Recent developments in 3D structure prediction using deep learning, including AlphaFold series, RosettaFold, and RoseTTAFoldNA, have allowed researchers to better understand the biological functions of large biomolecular complexes. However, the predictability of antibody-antigen interactions without experimental techniques remains a challenge in the field. The algorithms currently available for predicting antibody-specific binding have limitations in identifying the amino acids that could bind to viral antigens without access to epitope information. This hinders their applicability in in vitro and in vivo applications. Therefore, it is essential to explore new computational methods to enhance the predictability of antibody-antigen interactions, which could enable the development of new therapeutics and diagnostics.
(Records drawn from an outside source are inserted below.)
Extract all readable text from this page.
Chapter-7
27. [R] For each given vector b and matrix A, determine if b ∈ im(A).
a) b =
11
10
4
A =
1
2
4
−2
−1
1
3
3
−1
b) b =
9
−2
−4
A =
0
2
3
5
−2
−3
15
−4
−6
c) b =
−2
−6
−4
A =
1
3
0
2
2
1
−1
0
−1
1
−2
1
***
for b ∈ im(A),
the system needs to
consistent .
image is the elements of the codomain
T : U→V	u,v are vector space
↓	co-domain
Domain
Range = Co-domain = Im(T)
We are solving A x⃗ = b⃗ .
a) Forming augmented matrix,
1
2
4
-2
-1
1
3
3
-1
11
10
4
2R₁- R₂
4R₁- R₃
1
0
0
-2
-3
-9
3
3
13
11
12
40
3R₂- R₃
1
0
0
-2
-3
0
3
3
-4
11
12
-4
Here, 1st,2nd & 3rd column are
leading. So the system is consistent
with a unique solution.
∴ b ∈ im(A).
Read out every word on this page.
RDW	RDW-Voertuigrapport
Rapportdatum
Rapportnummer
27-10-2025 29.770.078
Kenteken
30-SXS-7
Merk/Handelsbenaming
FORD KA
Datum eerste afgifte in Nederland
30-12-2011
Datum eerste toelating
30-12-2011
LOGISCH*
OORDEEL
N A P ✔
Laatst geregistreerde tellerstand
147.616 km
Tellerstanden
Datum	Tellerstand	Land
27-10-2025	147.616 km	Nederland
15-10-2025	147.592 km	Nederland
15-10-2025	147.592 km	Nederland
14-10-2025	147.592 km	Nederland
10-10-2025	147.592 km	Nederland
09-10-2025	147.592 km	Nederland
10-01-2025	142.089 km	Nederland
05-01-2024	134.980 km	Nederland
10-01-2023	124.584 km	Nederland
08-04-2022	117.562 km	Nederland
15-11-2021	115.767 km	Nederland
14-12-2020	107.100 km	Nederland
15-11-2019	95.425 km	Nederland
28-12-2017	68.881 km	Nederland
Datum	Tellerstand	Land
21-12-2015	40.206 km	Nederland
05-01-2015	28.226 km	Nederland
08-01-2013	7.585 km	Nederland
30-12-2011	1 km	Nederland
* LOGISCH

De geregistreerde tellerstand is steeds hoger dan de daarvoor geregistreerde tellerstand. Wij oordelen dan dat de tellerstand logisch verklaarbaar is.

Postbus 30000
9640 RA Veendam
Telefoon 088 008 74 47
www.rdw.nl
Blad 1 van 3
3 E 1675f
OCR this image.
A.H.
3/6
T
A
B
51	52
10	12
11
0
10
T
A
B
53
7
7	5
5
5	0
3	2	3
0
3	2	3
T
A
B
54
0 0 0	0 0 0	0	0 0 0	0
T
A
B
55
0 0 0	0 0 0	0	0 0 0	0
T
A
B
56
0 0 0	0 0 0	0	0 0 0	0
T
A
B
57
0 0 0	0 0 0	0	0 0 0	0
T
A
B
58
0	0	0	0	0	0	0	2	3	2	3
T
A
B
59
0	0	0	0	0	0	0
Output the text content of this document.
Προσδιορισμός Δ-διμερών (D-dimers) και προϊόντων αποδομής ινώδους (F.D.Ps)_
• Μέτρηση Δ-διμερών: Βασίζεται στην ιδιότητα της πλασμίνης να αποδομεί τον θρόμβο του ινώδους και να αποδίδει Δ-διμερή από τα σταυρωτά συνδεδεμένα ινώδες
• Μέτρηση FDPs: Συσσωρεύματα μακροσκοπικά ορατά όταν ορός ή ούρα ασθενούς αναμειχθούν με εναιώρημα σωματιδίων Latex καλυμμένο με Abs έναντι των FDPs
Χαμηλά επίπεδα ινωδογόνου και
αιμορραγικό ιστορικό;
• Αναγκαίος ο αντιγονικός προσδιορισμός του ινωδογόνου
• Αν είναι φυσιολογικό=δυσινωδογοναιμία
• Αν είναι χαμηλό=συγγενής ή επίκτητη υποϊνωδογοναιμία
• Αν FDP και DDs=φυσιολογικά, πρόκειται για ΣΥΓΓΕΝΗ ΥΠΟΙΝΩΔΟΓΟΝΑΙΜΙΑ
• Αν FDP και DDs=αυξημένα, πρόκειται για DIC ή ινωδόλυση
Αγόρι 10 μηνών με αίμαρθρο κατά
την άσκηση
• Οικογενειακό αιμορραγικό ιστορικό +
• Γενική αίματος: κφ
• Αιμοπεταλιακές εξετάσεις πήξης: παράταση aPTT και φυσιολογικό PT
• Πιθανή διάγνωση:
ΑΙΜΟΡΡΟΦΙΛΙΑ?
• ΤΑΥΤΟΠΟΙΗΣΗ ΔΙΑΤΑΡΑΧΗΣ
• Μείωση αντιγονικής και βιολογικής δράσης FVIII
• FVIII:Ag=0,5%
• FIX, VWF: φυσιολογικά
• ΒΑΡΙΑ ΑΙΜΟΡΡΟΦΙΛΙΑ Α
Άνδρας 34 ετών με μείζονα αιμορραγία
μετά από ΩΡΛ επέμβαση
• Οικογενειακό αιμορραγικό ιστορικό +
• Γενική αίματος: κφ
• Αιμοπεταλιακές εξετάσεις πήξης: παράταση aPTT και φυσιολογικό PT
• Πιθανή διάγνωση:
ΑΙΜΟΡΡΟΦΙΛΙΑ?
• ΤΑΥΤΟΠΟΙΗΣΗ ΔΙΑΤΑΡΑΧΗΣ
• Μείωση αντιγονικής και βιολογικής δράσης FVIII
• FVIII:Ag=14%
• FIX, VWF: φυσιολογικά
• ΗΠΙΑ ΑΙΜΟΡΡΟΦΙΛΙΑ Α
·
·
In order to tackle the research challenges surrounding antibody-antigen interactions as described above, we are proud to announce the organization of a special issue in collaboration with Frontiers in Bioinformatics. This special issue aims to present the latest and most exciting advancements in the field, focusing on the utilization of deep-learning-based structure modeling methods in conjunction with experimental data to comprehensively investigate the mechanism of antibody-antigen interactions. The articles featured in this issue will cover various aspects of antibody structure and antibody-antigen interactions prediction and determination, utilizing features such as sequence, tertiary and quaternary structures, binding affinity assessment, and analysis of experimental structural data.
We welcome the submission of computational methods for addressing the following problems:
• Computational analysis of antibody-antigen interactions
• Prediction of antibody structures
• Prediction of antibody binding sites
• Prediction of antibody-antigen interactions
• Analysis of antigenic epitope using experimental structural data (e.g., cryo-EM image data)
• Development of antibody-based therapeutics
Different article types including Original Research, Reviews, Perspective, and Methods will be considered.
Keywords: Machine Learning, Deep learning, protein structure prediction, antibody-antigen interaction
Important Note: All contributions to this Research Topic must be within the scope of the section and journal to which they are submitted, as defined in their mission statements. Frontiers reserves the right to guide an out-of-scope manuscript to a more suitable section or journal at any stage of peer review.